As novas tecnologias de informação e comunicação, caracterizadas como midiáticas, são, portanto, mais do que simples suportes. Elas interferem em nosso modo de pensar, sentir, agir, de nos relacionarmos socialmente e adquirirmos conhecimentos. Criam uma nova cultura e um novo modelo de sociedade. (KENSKI, 2004, p. 23).
Dessa forma, este trabalho tem como objetivo abordar o tema
Medicamentos, uma vez que, seu consumo sem orientação médica é um hábito na
vida dos brasileiros e, nas últimas décadas, tem aumentado significativamente.
Assim, através da problematização sobre a automedicação aliada a utilização da
tecnologia é possível articular os conteúdos de Química Orgânica, valorizando o
desenvolvimento do pensamento individual dos educandos e o caráter social do
conhecimento científico.
2. A contextualização no Ensino de Química
Ensinar de forma contextualizada, por mais que seja um desafio para muitos
professores é a maneira mais significativa de levar os educandos a uma educação
científica, nas dimensões da Ciência, Tecnologia e Sociedade (CTS) e a interpretar
o mundo, compreendendo a relação do homem com o meio em que está inserido.
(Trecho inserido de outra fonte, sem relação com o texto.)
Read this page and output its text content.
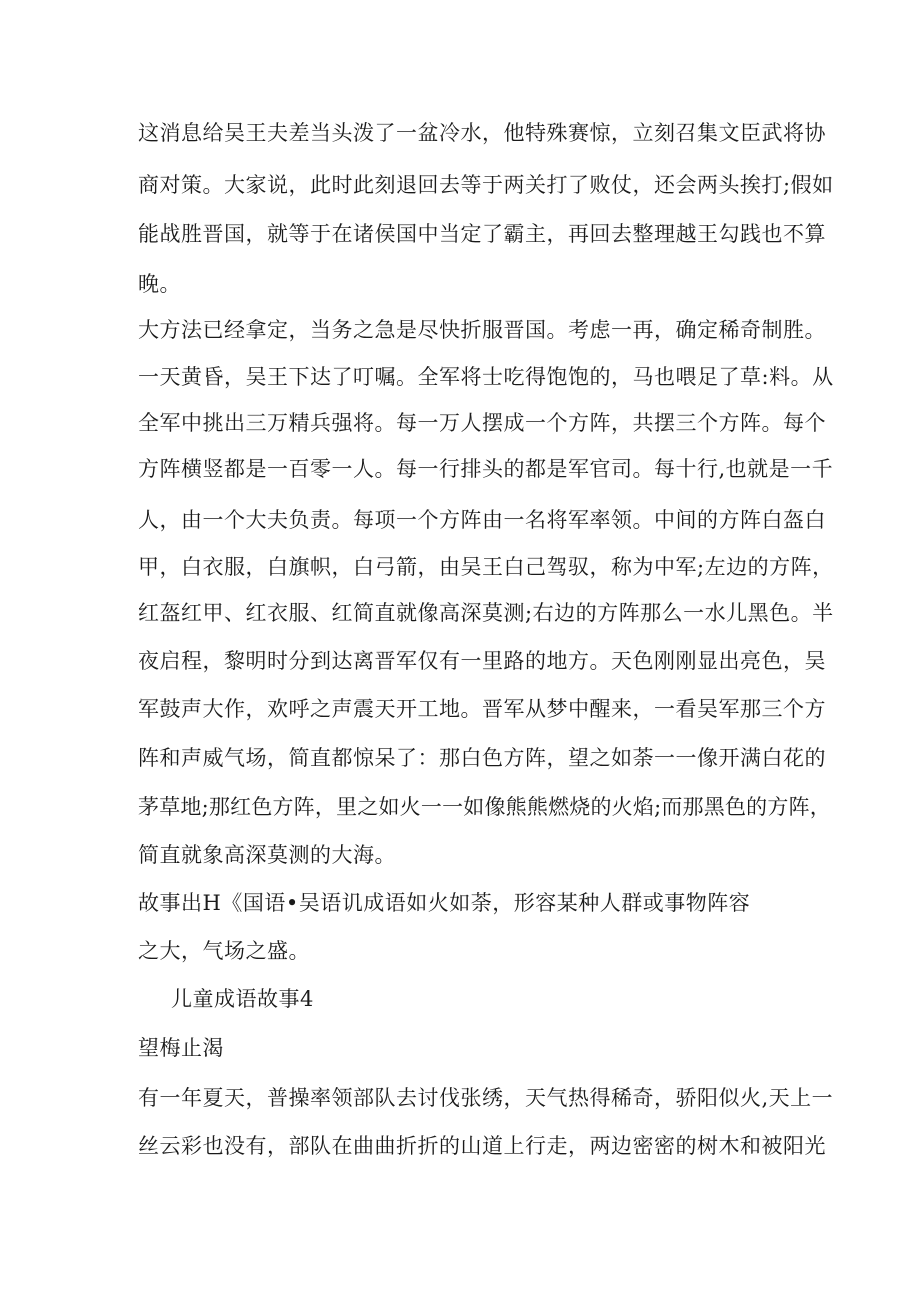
这消息给吴王夫差当头泼了一盆冷水，他特殊赛惊，立刻召集文臣武将协
商对策。大家说，此时此刻退回去等于两关打了败仗，还会两头挨打;假如
能战胜晋国，就等于在诸侯国中当定了霸主，再回去整理越王勾践也不算
晚。
大方法已经拿定，当务之急是尽快折服晋国。考虑一再，确定稀奇制胜。
一天黄昏，吴王下达了叮嘱。全军将士吃得饱饱的，马也喂足了草:料。从
全军中挑出三万精兵强将。每一万人摆成一个方阵，共摆三个方阵。每个
方阵横竖都是一百零一人。每一行排头的都是军官司。每十行,也就是一千
人，由一个大夫负责。每项一个方阵由一名将军率领。中间的方阵白盔白
甲，白衣服，白旗帜，白弓箭，由吴王白己驾驭，称为中军;左边的方阵，
红盔红甲、红衣服、红简直就像高深莫测;右边的方阵那么一水儿黑色。半
夜启程，黎明时分到达离晋军仅有一里路的地方。天色刚刚显出亮色，吴
军鼓声大作，欢呼之声震天开工地。晋军从梦中醒来，一看吴军那三个方
阵和声威气场，简直都惊呆了：那白色方阵，望之如荼一一像开满白花的
茅草地;那红色方阵，里之如火一一如像熊熊燃烧的火焰;而那黑色的方阵，
简直就象高深莫测的大海。
故事出H《国语•吴语讥成语如火如荼，形容某种人群或事物阵容
之大，气场之盛。
儿童成语故事4
望梅止渴
有一年夏天，普操率领部队去讨伐张绣，天气热得稀奇，骄阳似火,天上一
丝云彩也没有，部队在曲曲折折的山道上行走，两边密密的树木和被阳光
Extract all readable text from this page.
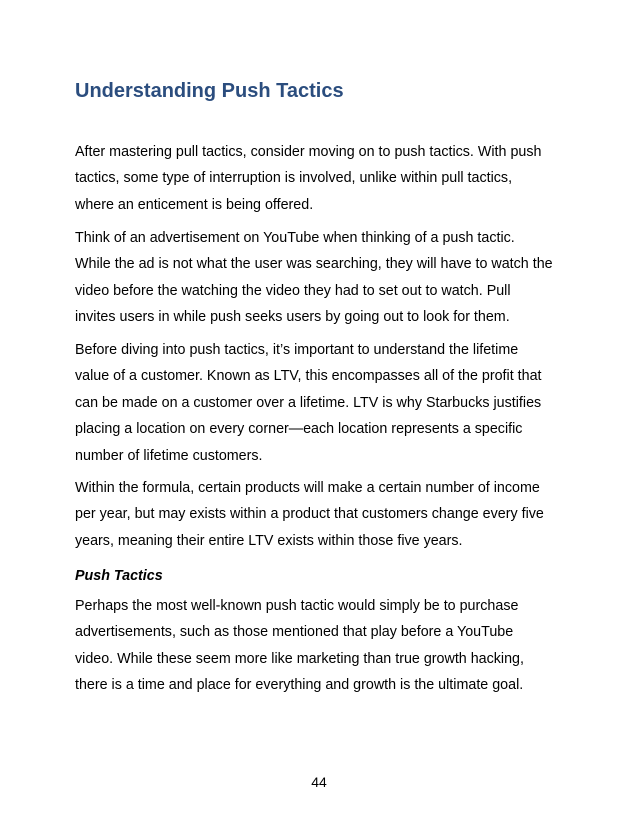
Understanding Push Tactics

After mastering pull tactics, consider moving on to push tactics. With push
tactics, some type of interruption is involved, unlike within pull tactics,
where an enticement is being offered.

Think of an advertisement on YouTube when thinking of a push tactic.
While the ad is not what the user was searching, they will have to watch the
video before the watching the video they had to set out to watch. Pull
invites users in while push seeks users by going out to look for them.

Before diving into push tactics, it’s important to understand the lifetime
value of a customer. Known as LTV, this encompasses all of the profit that
can be made on a customer over a lifetime. LTV is why Starbucks justifies
placing a location on every corner—each location represents a specific
number of lifetime customers.

Within the formula, certain products will make a certain number of income
per year, but may exists within a product that customers change every five
years, meaning their entire LTV exists within those five years.

Push Tactics

Perhaps the most well-known push tactic would simply be to purchase
advertisements, such as those mentioned that play before a YouTube
video. While these seem more like marketing than true growth hacking,
there is a time and place for everything and growth is the ultimate goal.

44
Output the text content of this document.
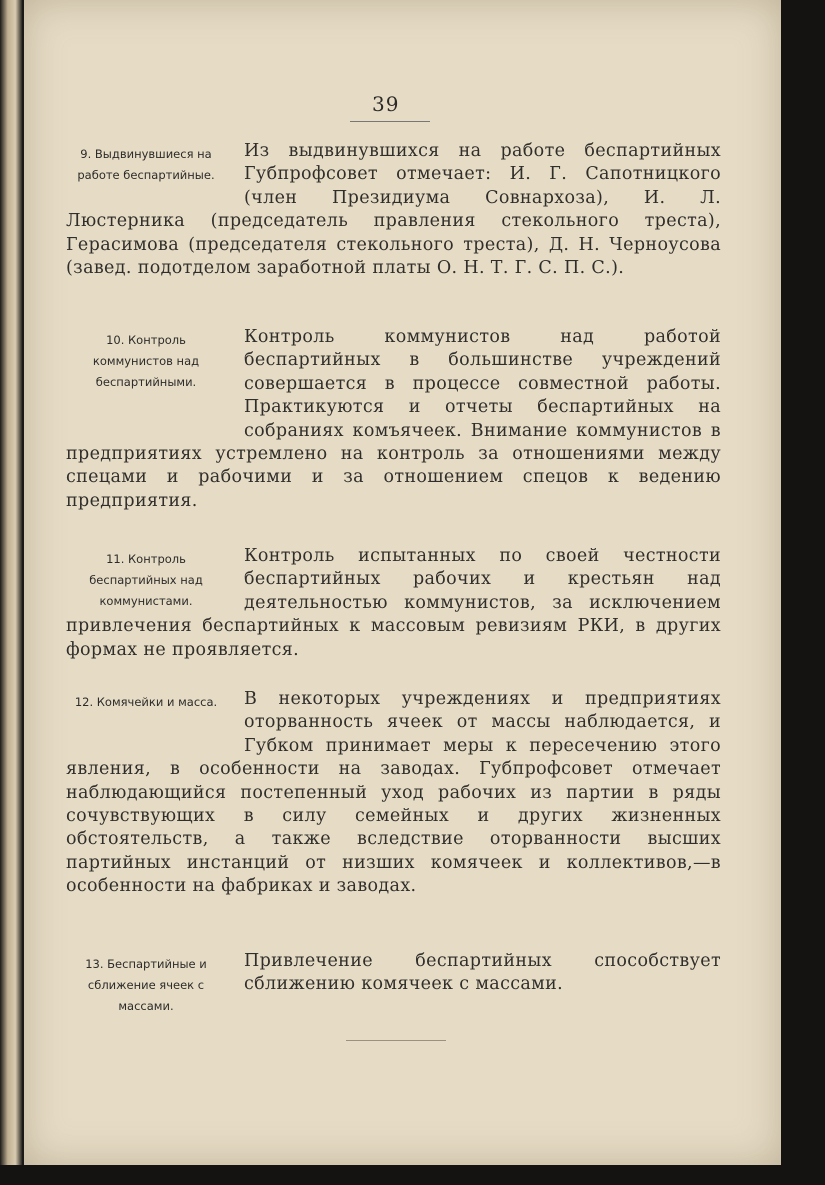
39
9. Выдвинувшиеся на работе беспартийные.
Из выдвинувшихся на работе беспартийных Губпрофсовет отмечает: И. Г. Сапотницкого (член Президиума Совнархоза), И. Л. Люстерника (председатель правления стекольного треста), Герасимова (председателя стекольного треста), Д. Н. Черноусова (завед. подотделом заработной платы О. Н. Т. Г. С. П. С.).
10. Контроль коммунистов над беспартийными.
Контроль коммунистов над работой беспартийных в большинстве учреждений совершается в процессе совместной работы. Практикуются и отчеты беспартийных на собраниях комъячеек. Внимание коммунистов в предприятиях устремлено на контроль за отношениями между спецами и рабочими и за отношением спецов к ведению предприятия.
11. Контроль беспартийных над коммунистами.
Контроль испытанных по своей честности беспартийных рабочих и крестьян над деятельностью коммунистов, за исключением привлечения беспартийных к массовым ревизиям РКИ, в других формах не проявляется.
12. Комячейки и масса.	В некоторых учреждениях и предприятиях оторванность ячеек от массы наблюдается, и Губком принимает меры к пересечению этого явления, в особенности на заводах. Губпрофсовет отмечает наблюдающийся постепенный уход рабочих из партии в ряды сочувствующих в силу семейных и других жизненных обстоятельств, а также вследствие оторванности высших партийных инстанций от низших комячеек и коллективов,—в особенности на фабриках и заводах.
13. Беспартийные и сближение ячеек с массами.
Привлечение беспартийных способствует сближению комячеек с массами.
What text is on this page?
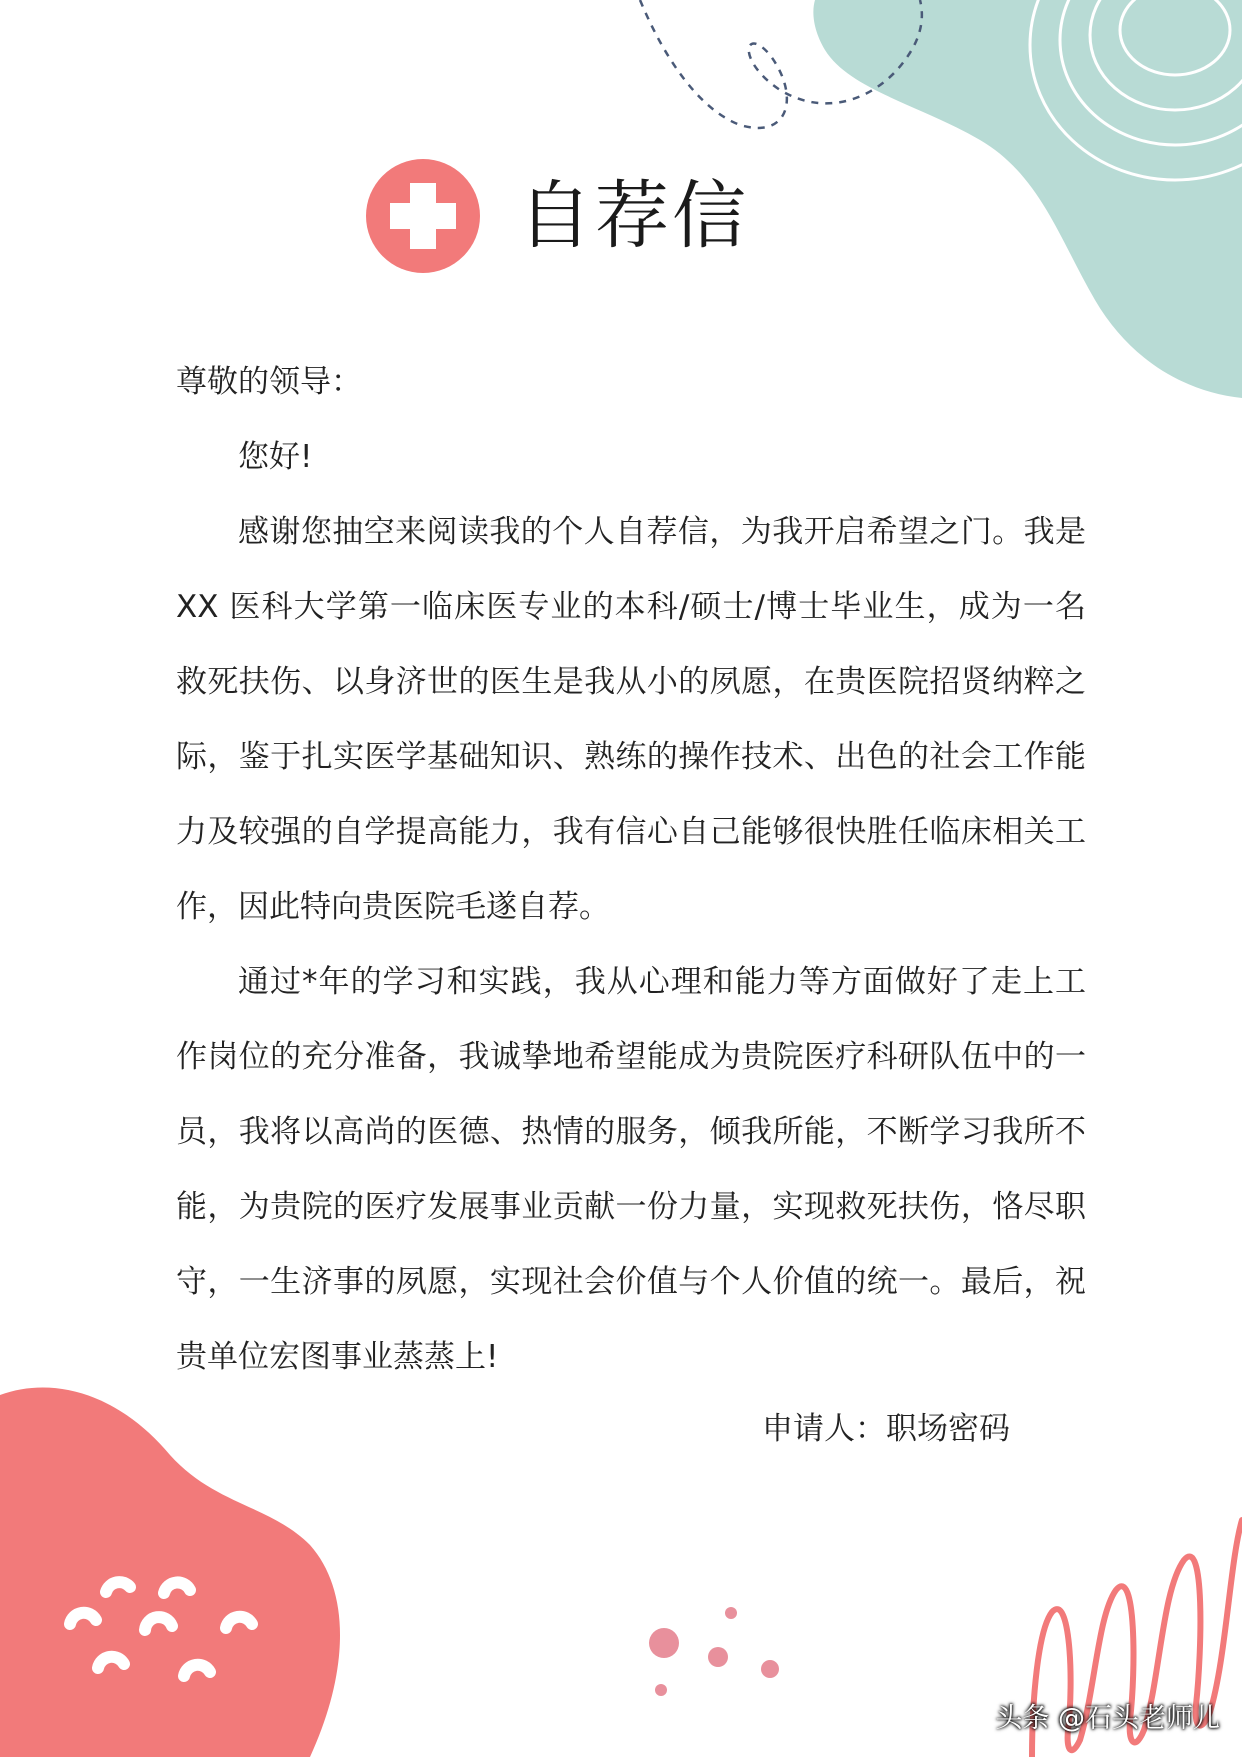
自荐信

尊敬的领导：

您好!

感谢您抽空来阅读我的个人自荐信，为我开启希望之门。我是 XX 医科大学第一临床医专业的本科/硕士/博士毕业生，成为一名救死扶伤、以身济世的医生是我从小的夙愿，在贵医院招贤纳粹之际，鉴于扎实医学基础知识、熟练的操作技术、出色的社会工作能力及较强的自学提高能力，我有信心自己能够很快胜任临床相关工作，因此特向贵医院毛遂自荐。

通过*年的学习和实践，我从心理和能力等方面做好了走上工作岗位的充分准备，我诚挚地希望能成为贵院医疗科研队伍中的一员，我将以高尚的医德、热情的服务，倾我所能，不断学习我所不能，为贵院的医疗发展事业贡献一份力量，实现救死扶伤，恪尽职守，一生济事的夙愿，实现社会价值与个人价值的统一。最后，祝贵单位宏图事业蒸蒸上!

申请人：职场密码
头条 @石头老师儿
Contextualizar a química, por exemplo, não é promover uma ligação artificial
entre o conhecimento e o cotidiano do aluno. Não é citar exemplos como ilustração
ao final de algum conteúdo, mais que contextualizar é propor “situações
problemáticas reais e buscar o conhecimento necessário para entendê-las e
procurar solucioná-las” (PCN+, p.93).
Santos e Schnetzler (2003) recomendam a abordagem de temas sociais para
o desenvolvimento das habilidades essenciais do cidadão, como a participação e a
capacidade de tomar decisões.
Diante deste cenário, Sampaio (2008) argumenta que:
Existe, portanto, a necessidade de transformações do papel do professor e do seu modo de atuar no processo educativo. Cada vez mais ele deve levar em conta o ritmo acelerado e a grande quantidade de informações que circulam no mundo hoje, trabalhando de maneira crítica com a tecnologia presente no nosso cotidiano. Isso faz com que a formação do educador deva voltar-se para análise e compreensão dessa realidade, bem como para a busca de maneiras de agir pedagogicamente diante dela. É necessário que professores e alunos conheçam, interpretem, utilizem reflitam e dominem criticamente a tecnologia para não serem por ela dominados. (Sampaio, 2008, p. 19).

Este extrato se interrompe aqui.